You are given a string s and an array of strings words. Your task is to determine how many words in words are subsequences of s.

  • A word is a subsequence of s if you can delete some (or no) characters from s without changing the order of the remaining characters to form the word.
  • Each word in words should be checked independently.
  • You may not reuse characters in s for the same position in a word.
  • Return the total number of matching subsequences.

Constraints:

  • There is only one valid answer for each test case.
  • Each element in words must be checked separately; do not reuse elements.

Thought Process

The most straightforward way to solve this problem is to check, for each word, if it appears as a subsequence in s. This can be done by iterating through s and trying to match the characters of the word in order. However, this brute-force approach, especially if s and words are large, can be inefficient.

To optimize, we need to avoid redundant work. Notice that many words may share prefixes, and many words may be waiting for the same next character in s. If we can process all words waiting for the same character together as we scan through s, we can significantly reduce the number of operations.

The key insight is to use a "bucket" or "waiting list" for each character.

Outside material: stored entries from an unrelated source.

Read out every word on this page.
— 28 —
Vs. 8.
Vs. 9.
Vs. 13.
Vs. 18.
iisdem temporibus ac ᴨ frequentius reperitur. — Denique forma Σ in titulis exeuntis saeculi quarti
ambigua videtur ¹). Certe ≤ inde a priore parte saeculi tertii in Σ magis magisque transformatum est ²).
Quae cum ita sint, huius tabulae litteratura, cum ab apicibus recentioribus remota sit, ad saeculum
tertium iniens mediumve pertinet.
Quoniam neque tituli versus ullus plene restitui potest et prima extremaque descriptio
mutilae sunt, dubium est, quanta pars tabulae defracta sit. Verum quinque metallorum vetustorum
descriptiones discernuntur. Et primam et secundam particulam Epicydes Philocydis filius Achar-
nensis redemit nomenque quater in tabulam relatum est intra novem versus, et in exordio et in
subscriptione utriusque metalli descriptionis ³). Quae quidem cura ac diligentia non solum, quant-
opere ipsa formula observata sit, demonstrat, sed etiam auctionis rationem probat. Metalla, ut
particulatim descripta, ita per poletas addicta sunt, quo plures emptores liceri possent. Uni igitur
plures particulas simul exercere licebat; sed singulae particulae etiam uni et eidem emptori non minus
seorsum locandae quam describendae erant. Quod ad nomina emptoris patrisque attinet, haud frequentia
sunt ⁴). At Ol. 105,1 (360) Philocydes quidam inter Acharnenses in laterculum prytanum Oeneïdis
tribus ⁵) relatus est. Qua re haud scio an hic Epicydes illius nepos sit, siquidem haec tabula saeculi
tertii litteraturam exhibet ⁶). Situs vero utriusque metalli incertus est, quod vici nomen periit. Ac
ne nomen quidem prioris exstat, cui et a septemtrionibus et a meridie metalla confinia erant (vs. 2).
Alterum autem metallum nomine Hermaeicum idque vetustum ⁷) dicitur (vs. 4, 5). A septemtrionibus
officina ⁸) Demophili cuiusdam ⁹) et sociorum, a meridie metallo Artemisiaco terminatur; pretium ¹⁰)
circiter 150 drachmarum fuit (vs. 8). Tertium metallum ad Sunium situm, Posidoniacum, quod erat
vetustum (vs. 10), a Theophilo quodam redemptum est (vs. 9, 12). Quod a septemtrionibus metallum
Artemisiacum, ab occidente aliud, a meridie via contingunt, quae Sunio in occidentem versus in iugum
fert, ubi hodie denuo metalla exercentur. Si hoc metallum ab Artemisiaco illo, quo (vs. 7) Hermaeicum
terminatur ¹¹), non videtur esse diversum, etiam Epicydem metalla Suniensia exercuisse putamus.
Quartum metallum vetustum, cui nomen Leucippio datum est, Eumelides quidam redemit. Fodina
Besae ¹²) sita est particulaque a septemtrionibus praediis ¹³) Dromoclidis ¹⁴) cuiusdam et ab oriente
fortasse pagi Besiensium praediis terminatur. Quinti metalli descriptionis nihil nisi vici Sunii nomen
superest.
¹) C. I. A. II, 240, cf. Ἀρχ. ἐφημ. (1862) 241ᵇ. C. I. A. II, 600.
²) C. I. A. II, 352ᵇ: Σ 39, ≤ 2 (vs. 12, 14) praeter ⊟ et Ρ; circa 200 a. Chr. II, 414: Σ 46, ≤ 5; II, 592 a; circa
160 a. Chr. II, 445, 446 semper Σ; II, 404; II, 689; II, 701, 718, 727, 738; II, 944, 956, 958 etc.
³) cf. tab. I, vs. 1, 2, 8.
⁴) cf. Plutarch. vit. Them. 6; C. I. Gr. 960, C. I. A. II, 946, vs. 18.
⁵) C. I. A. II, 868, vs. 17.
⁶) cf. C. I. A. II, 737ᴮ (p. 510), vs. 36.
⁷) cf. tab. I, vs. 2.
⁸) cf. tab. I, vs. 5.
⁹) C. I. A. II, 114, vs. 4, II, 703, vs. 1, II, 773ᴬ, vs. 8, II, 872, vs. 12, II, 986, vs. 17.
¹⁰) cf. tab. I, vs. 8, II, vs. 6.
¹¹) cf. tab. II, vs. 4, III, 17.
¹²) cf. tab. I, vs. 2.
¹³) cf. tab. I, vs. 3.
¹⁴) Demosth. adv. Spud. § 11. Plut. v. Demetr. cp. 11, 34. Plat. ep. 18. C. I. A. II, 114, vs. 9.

Each bucket keeps track of which words (or their iterators) are waiting for that character next. As we process each character in s, we update the waiting lists accordingly.

Solution Approach

Here is a step-by-step breakdown of the optimized algorithm:

  1. Initialize waiting lists:
    • For each word in words, put it (or an iterator/pointer to its next character) into a waiting list keyed by the first character it needs to match.
  2. Process the main string s:
    • For each character c in s (left to right):
    • Take all words (or iterators) currently waiting for c.
    • For each such word:
      • If the word has more characters, move it to the waiting list for its next required character.
      • If the word is complete (no more characters to match), increment the count of matching subsequences.
  3. Return the result:
    • After processing all characters in s, return the total count of words that matched as subsequences.

This approach is efficient because each character in each word is processed exactly once, and we leverage hash maps (or arrays) for fast lookups.

Example Walkthrough

Sample Input:
s = "abcde"
words = ["a", "bb", "acd", "ace"]

  1. Initialize waiting lists:
    • 'a': ["a", "acd", "ace"]
    • 'b': ["bb"]
  2. Process 'a' in s:
    • "a" is complete (matches), count = 1
    • "acd" now waits for 'c'
    • "ace" now waits for 'c'
  3. Process 'b':
    • "bb" now waits for 'b'
  4. Process 'c':
    • "acd" now waits for 'd'
    • "ace" now waits for 'e'
  5. Process 'd':
    • "acd" is complete, count = 2
  6. Process 'e':
    • "ace" is complete, count = 3

"bb" is not a subsequence (no further 'b' in s), so the final answer is 3.

Time and Space Complexity

  • Brute-force approach:
    • For each word, scan through s to check if it is a subsequence.
    • Time: O(N * L), where N = number of words, L = length of s.
  • Optimized bucket approach:
    • Each character of each word is processed exactly once as we scan through s.
    • Time: O(L + total_chars_in_words), where L = length of s.
    • Space: O(total_chars_in_words) for the waiting lists and iterators.

The optimized approach is much faster, especially when words contains many strings or s is long.

Summary

In this problem, the key insight is to process all words in words in a way that minimizes redundant work by grouping them according to the next character they need to match. By using a hash map (or array) of waiting lists for each character, we efficiently move iterators through the words as we scan s, counting matches as we go. This elegant solution leverages data structures to turn a potentially slow brute-force approach into a highly efficient one, making it suitable for large inputs.